Она вытерла свои мокрые глаза и продолжала:
— Я никак этого от тебя не ожидала, Эдуард. Больше я ничего не скажу! Пусть всё, что я думаю, останется у меня в груди. А это… м-м-м… животное я буду звать Шариком, или Бобиком, или…
Тут большой пёс взглянул на мисс Ларк с величайшим презрением, а Эдуард громко залаял.
— Они говорят, вы должны звать его Варфоломеем и никак иначе, — сказала Мэри Поппинс. — Его имя — Варфоломей!
— Варфоломей! Что за имя! Этого ещё не хватало! — в отчаянии пролепетала мисс Ларк. — Что он ещё говорит?
Эдуард опять залаял.
— Он говорит, что вернётся только при условии, что вы никогда не будете его заставлять носить пальто и не станете посылать к парикмахеру. Это его последнее слово! — сказала Мэри Поппинс.
Наступило молчание.
— Что ж, очень хорошо, — сказала мисс Ларк наконец. — Но я тебя предупреждаю, Эдуард: если ты простудишься и умрёшь, пеняй на себя!
С этими словами она повернулась и величественно зашагала в дом, по дороге глотая слёзы и шмыгая носом.
Эдуард наклонил голову к Варфоломею, словно говоря: «Пошли!»
И обе собаки бок о бок не спеша проследовали по садовой дорожке, подняв хвосты, как флаги, и вошли в дом следом за мисс Ларк.
— Да, как видишь, он оказался не таким уж ничтожеством, — сказала Джейн, когда ребята поднимались в детскую.
— Нет! — согласился Майкл. — Но как ты думаешь, откуда Мэри Поппинс это знала?
— Не знаю, — сказала Джейн. — А она нам никогда-никогда не скажет. Никогда…
Глава четвёртая
Танцующая корова
У Джейн болело ухо. Она лежала в постели, и голова у неё была повязана цветным платком Мэри Поппинс.
— А что ты чувствуешь? — поинтересовался Майкл.
— Как будто у меня в голове пушки стреляют, — ответила Джейн.
— Настоящие пушки?
— Нет, хлопушки!
— Ого! — завистливо сказал Майкл. И ему почти захотелось, чтобы у него тоже заболело ухо. — Хочешь, я тебе почитаю вслух? — сказал он, подходя к книжной полке.
— Нет, мне очень больно, — ответила Джейн, хватаясь за ухо.

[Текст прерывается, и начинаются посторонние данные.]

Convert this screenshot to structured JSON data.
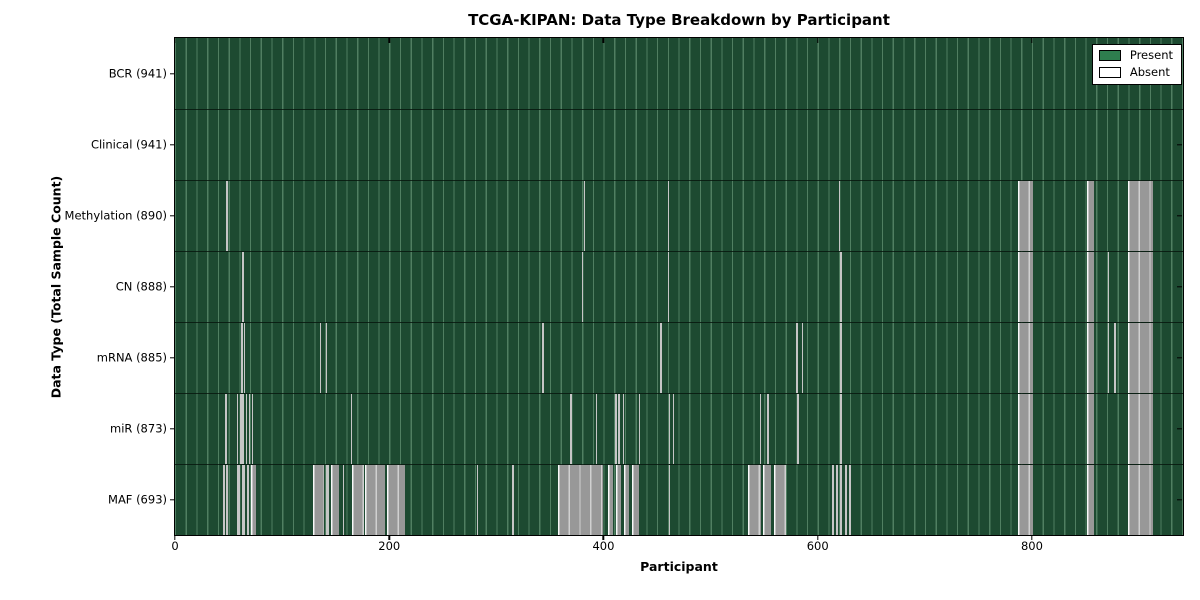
{
  "colors": {
    "present": "#1d4a31",
    "grid_line": "rgba(141,190,156,0.45)",
    "absent_wide": "#989898",
    "absent_narrow": "#c6c6c6",
    "legend_present": "#2e7d4e",
    "legend_absent": "#ffffff",
    "axis": "#000000",
    "background": "#ffffff"
  },
  "chart_data": {
    "type": "heatmap",
    "title": "TCGA-KIPAN: Data Type Breakdown by Participant",
    "xlabel": "Participant",
    "ylabel": "Data Type (Total Sample Count)",
    "x_range": [
      0,
      941
    ],
    "x_ticks": [
      0,
      200,
      400,
      600,
      800
    ],
    "grid": "vertical minor gridlines every ~10 participants",
    "legend_position": "upper right",
    "legend": [
      {
        "label": "Present",
        "color": "#2e7d4e"
      },
      {
        "label": "Absent",
        "color": "#ffffff"
      }
    ],
    "rows": [
      {
        "name": "BCR",
        "label": "BCR (941)",
        "total": 941,
        "absent_ranges": []
      },
      {
        "name": "Clinical",
        "label": "Clinical (941)",
        "total": 941,
        "absent_ranges": []
      },
      {
        "name": "Methylation",
        "label": "Methylation (890)",
        "total": 890,
        "absent_ranges": [
          [
            48,
            49
          ],
          [
            382,
            383
          ],
          [
            460,
            461
          ],
          [
            620,
            621
          ],
          [
            787,
            801
          ],
          [
            851,
            858
          ],
          [
            890,
            913
          ]
        ]
      },
      {
        "name": "CN",
        "label": "CN (888)",
        "total": 888,
        "absent_ranges": [
          [
            63,
            64
          ],
          [
            380,
            381
          ],
          [
            460,
            461
          ],
          [
            621,
            622
          ],
          [
            787,
            801
          ],
          [
            851,
            858
          ],
          [
            871,
            872
          ],
          [
            890,
            913
          ]
        ]
      },
      {
        "name": "mRNA",
        "label": "mRNA (885)",
        "total": 885,
        "absent_ranges": [
          [
            62,
            63
          ],
          [
            64,
            65
          ],
          [
            135,
            136
          ],
          [
            141,
            142
          ],
          [
            343,
            344
          ],
          [
            453,
            454
          ],
          [
            580,
            581
          ],
          [
            585,
            586
          ],
          [
            621,
            622
          ],
          [
            787,
            801
          ],
          [
            851,
            858
          ],
          [
            871,
            872
          ],
          [
            877,
            878
          ],
          [
            890,
            913
          ]
        ]
      },
      {
        "name": "miR",
        "label": "miR (873)",
        "total": 873,
        "absent_ranges": [
          [
            47,
            48
          ],
          [
            58,
            59
          ],
          [
            61,
            62
          ],
          [
            63,
            64
          ],
          [
            66,
            67
          ],
          [
            69,
            70
          ],
          [
            72,
            73
          ],
          [
            164,
            165
          ],
          [
            369,
            370
          ],
          [
            393,
            394
          ],
          [
            411,
            412
          ],
          [
            414,
            415
          ],
          [
            418,
            419
          ],
          [
            433,
            434
          ],
          [
            461,
            462
          ],
          [
            465,
            466
          ],
          [
            546,
            547
          ],
          [
            553,
            554
          ],
          [
            581,
            582
          ],
          [
            621,
            622
          ],
          [
            787,
            801
          ],
          [
            851,
            858
          ],
          [
            890,
            913
          ]
        ]
      },
      {
        "name": "MAF",
        "label": "MAF (693)",
        "total": 693,
        "absent_ranges": [
          [
            45,
            46
          ],
          [
            48,
            49
          ],
          [
            58,
            61
          ],
          [
            63,
            65
          ],
          [
            67,
            69
          ],
          [
            71,
            76
          ],
          [
            129,
            139
          ],
          [
            141,
            144
          ],
          [
            146,
            153
          ],
          [
            157,
            158
          ],
          [
            165,
            176
          ],
          [
            177,
            196
          ],
          [
            198,
            215
          ],
          [
            282,
            283
          ],
          [
            315,
            316
          ],
          [
            358,
            400
          ],
          [
            404,
            409
          ],
          [
            412,
            416
          ],
          [
            419,
            424
          ],
          [
            427,
            433
          ],
          [
            461,
            462
          ],
          [
            535,
            547
          ],
          [
            549,
            556
          ],
          [
            559,
            570
          ],
          [
            613,
            615
          ],
          [
            617,
            619
          ],
          [
            621,
            623
          ],
          [
            625,
            627
          ],
          [
            629,
            631
          ],
          [
            787,
            801
          ],
          [
            851,
            858
          ],
          [
            890,
            913
          ]
        ]
      }
    ]
  }
}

— Тогда хочешь, я сяду у окошка и буду тебе говорить, что делается на улице?
— Да, валяй, — сказала Джейн.
И вот Майкл сел на подоконник и стал рассказывать Джейн обо всём, что происходило в переулке. Иногда это было совсем неинтересно, а иногда — чрезвычайно интересно.

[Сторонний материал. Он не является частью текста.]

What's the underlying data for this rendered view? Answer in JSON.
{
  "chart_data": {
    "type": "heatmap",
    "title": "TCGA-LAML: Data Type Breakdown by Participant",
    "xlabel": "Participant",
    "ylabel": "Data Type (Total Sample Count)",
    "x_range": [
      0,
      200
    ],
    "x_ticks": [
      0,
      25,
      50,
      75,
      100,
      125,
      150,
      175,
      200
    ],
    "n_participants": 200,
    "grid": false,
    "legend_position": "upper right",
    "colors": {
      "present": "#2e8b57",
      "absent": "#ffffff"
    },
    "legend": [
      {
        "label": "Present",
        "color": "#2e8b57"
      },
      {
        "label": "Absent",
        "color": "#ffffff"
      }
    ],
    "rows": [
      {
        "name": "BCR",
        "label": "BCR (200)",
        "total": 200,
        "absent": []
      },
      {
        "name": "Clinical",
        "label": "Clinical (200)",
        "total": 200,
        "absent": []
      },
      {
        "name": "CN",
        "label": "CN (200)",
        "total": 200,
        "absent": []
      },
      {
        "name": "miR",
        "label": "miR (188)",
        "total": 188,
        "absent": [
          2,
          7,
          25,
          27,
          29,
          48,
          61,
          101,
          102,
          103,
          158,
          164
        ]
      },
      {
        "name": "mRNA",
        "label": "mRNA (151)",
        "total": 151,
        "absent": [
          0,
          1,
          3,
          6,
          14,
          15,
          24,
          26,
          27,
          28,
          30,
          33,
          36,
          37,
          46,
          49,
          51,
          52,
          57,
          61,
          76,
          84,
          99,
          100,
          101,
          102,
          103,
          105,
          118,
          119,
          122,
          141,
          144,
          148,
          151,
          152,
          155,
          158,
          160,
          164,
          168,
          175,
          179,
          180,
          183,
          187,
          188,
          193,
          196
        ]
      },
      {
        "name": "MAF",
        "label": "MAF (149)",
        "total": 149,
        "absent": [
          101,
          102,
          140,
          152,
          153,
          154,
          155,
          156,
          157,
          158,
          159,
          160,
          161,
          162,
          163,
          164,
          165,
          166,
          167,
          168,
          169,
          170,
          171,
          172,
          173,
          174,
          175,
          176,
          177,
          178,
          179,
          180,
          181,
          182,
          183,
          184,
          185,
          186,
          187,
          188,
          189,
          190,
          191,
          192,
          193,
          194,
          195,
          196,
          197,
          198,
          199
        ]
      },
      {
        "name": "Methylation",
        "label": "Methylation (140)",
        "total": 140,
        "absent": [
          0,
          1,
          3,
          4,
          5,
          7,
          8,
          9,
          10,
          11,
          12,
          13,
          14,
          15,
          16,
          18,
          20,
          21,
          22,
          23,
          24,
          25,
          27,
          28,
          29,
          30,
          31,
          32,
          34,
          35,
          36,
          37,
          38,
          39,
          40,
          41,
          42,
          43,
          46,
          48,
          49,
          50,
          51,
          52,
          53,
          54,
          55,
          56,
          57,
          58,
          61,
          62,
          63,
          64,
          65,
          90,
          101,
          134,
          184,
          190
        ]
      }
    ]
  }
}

— Вот Адмирал Бум! — говорил он. — Он вышел из дома и куда-то спешит. Подходит, подходит… Нос у него сегодня красный-красный. Ой, на нём цилиндр! Вот он проходит мимо нашего дома.
— А говорит он: «Лопни моя селезёнка»? — спросила Джейн.
— Мне не слышно. Но, наверно, говорит… Вторая горничная мисс Ларк вышла в сад. А в нашем саду Робертсон Эй подметает листья и смотрит на неё через забор. А теперь он сел отдохнуть.
— У него больное сердце, — сказала Джейн.
— Откуда ты знаешь?
— Он мне сам сказал. Он сказал, доктор велел ему работать как можно меньше. А папа сказал, если Робертсон Эй послушается доктора, он его уволит… Ой, как трещит и стреляет! — крикнула она, снова хватаясь за ухо.
— Ого-го! — завопил вдруг Майкл в величайшем возбуждении.
— Что случилось? — закричала Джейн, садясь в постели. — Скажи скорей!
— Потрясающая вещь! По нашему переулку идёт корова! — ответил Майкл, прыгая по подоконнику.